Dirençli migren, terleme ve estetik cerrahide sıkça kullanılan Botox’un yurt dışında yapılan araştırmalara göre mide kanseri tedavisinde ilerleyen dönemlerde mevcut tedavi yöntemleri arasında kullanabileceği görülmektedir. Norçevli bilim adamlarının yaptıkları araştırma sonuçlarına göre, özellikle mide kanserlerinde hayvanlar üzerinde yapılan çalışmalar botulinum toksin enjeksiyonunun kanser gelişimini yavaşlattığı yönünde olduğu, erken evre mide kanserinde Botox, sinirlerin işlevini engelleyerek tümörün kemoterapi tedavisine daha duyarlı hale geleceği ve böylece mide kanserinin ilerlemesini azaltabilmesi umut verici bir gelişme olarak kabul edilmektedir.

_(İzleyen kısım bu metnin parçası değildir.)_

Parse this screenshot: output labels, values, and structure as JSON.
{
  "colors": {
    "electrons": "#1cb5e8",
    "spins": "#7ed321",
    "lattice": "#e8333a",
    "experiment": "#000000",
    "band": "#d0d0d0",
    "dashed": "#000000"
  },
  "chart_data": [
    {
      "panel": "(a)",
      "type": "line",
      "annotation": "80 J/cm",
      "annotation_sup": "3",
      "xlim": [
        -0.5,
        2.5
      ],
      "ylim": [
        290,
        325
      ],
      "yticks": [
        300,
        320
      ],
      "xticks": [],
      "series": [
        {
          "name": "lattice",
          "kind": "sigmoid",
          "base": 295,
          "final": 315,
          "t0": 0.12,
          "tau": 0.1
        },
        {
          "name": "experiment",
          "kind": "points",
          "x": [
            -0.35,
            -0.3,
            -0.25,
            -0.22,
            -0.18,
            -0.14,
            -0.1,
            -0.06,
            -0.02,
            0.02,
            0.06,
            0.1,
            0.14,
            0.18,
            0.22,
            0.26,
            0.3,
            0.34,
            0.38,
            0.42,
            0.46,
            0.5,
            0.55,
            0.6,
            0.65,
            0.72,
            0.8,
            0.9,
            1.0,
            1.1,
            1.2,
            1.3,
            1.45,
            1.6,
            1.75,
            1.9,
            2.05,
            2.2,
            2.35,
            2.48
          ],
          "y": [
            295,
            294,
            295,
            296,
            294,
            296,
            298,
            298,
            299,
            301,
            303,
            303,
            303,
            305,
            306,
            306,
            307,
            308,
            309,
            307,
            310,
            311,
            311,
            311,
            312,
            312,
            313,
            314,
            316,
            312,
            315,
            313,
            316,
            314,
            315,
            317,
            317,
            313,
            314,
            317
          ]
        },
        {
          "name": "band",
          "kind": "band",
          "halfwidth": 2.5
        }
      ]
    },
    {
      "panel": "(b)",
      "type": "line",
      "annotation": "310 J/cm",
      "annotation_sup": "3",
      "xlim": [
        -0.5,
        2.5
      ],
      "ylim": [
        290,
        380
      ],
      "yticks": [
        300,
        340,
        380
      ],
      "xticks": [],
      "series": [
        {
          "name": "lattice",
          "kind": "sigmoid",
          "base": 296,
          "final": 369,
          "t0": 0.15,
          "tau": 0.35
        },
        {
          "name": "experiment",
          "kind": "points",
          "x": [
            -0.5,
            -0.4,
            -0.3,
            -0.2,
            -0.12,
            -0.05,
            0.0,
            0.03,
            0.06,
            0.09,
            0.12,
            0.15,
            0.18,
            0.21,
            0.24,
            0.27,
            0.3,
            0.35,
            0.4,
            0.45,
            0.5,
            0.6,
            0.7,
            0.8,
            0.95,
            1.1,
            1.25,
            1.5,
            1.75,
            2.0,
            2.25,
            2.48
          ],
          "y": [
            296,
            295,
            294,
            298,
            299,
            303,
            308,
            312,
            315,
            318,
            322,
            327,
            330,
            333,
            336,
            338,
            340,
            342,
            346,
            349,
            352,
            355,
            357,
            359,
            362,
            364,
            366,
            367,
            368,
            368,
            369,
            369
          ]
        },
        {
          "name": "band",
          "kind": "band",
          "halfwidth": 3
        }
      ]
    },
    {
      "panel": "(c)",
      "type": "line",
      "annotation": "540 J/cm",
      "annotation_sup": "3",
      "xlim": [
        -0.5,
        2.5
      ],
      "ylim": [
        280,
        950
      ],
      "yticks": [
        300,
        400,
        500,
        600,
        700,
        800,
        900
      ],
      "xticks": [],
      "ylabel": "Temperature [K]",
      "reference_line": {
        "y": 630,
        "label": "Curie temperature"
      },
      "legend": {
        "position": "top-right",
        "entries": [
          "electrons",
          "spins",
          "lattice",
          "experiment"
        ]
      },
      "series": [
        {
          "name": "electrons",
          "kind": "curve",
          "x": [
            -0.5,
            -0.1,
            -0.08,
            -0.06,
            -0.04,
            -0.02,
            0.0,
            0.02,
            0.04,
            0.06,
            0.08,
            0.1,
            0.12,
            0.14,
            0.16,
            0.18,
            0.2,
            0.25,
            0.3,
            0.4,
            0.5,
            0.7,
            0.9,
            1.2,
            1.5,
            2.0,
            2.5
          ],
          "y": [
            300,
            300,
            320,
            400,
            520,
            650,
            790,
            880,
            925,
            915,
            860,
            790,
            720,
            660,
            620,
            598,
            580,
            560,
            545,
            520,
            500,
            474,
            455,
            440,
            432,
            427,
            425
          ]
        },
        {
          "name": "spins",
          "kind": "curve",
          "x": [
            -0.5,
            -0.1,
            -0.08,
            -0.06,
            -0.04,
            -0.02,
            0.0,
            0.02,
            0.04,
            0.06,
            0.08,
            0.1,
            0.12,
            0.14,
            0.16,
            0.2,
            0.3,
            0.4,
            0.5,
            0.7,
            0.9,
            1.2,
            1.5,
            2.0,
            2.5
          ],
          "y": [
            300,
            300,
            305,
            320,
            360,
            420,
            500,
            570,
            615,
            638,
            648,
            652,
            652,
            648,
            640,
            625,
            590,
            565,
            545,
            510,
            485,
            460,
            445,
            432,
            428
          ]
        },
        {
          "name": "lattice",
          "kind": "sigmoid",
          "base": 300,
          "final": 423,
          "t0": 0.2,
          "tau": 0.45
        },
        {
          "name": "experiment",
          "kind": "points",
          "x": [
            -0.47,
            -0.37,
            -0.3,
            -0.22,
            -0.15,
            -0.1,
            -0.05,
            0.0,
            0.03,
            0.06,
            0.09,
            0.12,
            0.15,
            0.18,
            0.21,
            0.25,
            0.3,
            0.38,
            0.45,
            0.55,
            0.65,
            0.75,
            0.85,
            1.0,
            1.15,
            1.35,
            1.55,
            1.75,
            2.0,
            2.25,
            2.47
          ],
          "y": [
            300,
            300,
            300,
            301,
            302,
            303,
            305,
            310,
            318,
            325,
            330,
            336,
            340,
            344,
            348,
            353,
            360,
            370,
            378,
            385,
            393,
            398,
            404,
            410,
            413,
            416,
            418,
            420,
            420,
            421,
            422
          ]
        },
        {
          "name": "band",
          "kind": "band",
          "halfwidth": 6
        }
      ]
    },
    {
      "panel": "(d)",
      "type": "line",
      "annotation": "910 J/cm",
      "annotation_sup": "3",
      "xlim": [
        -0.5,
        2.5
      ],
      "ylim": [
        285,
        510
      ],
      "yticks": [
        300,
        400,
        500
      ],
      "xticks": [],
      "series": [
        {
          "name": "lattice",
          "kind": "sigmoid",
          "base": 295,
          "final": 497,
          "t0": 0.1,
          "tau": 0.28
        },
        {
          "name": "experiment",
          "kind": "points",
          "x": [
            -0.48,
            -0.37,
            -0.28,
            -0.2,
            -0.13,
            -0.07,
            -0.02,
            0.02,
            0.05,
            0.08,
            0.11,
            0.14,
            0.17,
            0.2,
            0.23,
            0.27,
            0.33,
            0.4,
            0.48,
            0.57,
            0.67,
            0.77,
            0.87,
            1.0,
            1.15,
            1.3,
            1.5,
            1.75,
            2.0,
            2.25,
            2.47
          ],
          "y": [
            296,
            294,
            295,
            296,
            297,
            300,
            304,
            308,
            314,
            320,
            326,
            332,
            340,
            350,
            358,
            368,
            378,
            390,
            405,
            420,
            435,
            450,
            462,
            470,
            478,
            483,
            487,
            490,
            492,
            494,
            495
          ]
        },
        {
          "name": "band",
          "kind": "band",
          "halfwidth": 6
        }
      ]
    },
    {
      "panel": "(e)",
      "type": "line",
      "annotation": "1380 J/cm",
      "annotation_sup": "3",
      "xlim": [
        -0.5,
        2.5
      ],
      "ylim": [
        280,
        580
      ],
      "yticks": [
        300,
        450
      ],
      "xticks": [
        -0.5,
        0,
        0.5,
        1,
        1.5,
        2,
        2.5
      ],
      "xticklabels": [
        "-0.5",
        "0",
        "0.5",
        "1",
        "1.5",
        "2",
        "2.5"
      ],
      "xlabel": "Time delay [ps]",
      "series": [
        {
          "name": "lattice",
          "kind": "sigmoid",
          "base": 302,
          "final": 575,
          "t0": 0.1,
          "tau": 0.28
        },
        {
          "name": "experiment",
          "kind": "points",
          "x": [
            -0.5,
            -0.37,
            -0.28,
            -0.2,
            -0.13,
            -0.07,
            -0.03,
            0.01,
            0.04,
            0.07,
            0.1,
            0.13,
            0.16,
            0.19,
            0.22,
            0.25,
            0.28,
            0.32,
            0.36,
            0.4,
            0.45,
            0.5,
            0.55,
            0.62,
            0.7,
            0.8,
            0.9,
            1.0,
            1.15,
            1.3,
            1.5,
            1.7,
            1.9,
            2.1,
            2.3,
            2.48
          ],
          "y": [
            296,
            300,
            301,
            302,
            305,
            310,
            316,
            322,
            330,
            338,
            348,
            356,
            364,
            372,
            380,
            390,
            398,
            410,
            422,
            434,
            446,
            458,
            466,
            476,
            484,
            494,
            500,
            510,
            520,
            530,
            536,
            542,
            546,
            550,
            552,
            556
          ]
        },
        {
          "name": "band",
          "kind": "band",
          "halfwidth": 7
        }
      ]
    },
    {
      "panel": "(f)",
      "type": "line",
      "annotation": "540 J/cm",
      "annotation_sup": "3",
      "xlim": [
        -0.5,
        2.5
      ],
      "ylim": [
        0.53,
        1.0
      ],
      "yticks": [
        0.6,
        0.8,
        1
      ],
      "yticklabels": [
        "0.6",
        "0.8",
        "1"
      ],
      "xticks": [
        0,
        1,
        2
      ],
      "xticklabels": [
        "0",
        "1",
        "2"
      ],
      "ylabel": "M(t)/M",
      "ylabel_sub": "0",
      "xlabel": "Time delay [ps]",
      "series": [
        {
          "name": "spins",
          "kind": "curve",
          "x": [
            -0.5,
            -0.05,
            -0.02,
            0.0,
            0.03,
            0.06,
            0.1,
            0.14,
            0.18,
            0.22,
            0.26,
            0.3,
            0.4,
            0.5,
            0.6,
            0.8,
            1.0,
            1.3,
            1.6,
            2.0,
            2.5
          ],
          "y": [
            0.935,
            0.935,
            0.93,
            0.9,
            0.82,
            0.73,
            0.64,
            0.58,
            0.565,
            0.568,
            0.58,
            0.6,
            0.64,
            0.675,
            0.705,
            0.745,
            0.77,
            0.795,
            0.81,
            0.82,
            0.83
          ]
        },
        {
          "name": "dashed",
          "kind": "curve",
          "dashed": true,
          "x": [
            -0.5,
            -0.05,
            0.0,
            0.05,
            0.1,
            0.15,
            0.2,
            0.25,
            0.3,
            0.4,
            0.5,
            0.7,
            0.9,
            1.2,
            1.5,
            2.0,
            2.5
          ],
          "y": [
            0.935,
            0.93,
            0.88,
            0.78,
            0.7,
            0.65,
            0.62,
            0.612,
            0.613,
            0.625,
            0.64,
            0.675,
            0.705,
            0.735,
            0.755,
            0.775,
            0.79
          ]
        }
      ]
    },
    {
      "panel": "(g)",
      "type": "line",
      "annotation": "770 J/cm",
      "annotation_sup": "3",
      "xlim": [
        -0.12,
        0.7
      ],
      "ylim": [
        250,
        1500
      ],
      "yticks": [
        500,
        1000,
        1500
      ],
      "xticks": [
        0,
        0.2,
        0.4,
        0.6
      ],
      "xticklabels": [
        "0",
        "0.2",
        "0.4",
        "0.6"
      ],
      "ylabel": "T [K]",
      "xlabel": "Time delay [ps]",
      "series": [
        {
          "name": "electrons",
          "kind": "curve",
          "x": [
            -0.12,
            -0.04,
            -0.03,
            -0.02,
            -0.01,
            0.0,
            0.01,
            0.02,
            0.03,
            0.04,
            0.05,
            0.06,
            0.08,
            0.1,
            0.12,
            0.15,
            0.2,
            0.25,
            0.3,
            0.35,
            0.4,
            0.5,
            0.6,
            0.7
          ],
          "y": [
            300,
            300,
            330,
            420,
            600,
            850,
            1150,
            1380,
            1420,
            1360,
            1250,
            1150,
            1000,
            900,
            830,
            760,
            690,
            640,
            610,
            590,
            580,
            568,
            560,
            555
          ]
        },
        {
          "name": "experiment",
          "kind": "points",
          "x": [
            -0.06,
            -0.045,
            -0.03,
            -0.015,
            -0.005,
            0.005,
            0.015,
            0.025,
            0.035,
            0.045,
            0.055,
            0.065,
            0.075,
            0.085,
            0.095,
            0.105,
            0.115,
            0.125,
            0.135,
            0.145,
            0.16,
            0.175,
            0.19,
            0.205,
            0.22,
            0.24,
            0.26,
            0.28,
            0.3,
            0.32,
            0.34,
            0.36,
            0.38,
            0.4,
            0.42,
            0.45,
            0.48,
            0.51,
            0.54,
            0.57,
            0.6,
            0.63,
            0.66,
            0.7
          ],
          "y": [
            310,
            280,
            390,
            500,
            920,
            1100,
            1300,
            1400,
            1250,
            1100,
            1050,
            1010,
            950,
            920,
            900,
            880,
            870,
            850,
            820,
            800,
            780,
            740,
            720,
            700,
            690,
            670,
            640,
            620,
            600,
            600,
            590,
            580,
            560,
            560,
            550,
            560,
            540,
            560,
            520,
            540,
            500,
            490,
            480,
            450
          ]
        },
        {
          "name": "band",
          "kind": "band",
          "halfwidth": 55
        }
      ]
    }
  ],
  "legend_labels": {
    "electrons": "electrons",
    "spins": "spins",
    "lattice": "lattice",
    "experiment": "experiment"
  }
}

Botulinum toksini (Botox, Dysport), Clostridium Botulinum denilen bir bakteri tarafından üretilir ve asıl etkisi, sinir ve kas arasındaki iletimi sağlayan kasın kasılmasını engeller. Bu etkisinden yararlanılarak ilaç haline getirilen toksin günümüzde birçok hastalığın tedavisinde kullanılan iyi bir tedavi seçeneği haline gelmiştir. Botox, yaklaşık 30 seneden beri başta istemsiz kasılmalarla giden nörolojik hastalıklar olmak üzere birçok kullanım alanı vardır. Bunlardan bazıları hareket bozukluğu hastalığı distoniler, kozmetik olarak özellikle kırışıklık tedavisi, felç ve multipl skleroz gibi hastalıklara bağlı kasılmalar, yüz seyirmeleri, kronik migren ve bazı kas kökenli ağrılı durumlar, bölgesel terleme bozuklukları ve aşırı tükürük artışı, bazı ürolojik ve gastrointestinal hastalıklarda günümüzde Botox tedavisi kullanılmaktadır.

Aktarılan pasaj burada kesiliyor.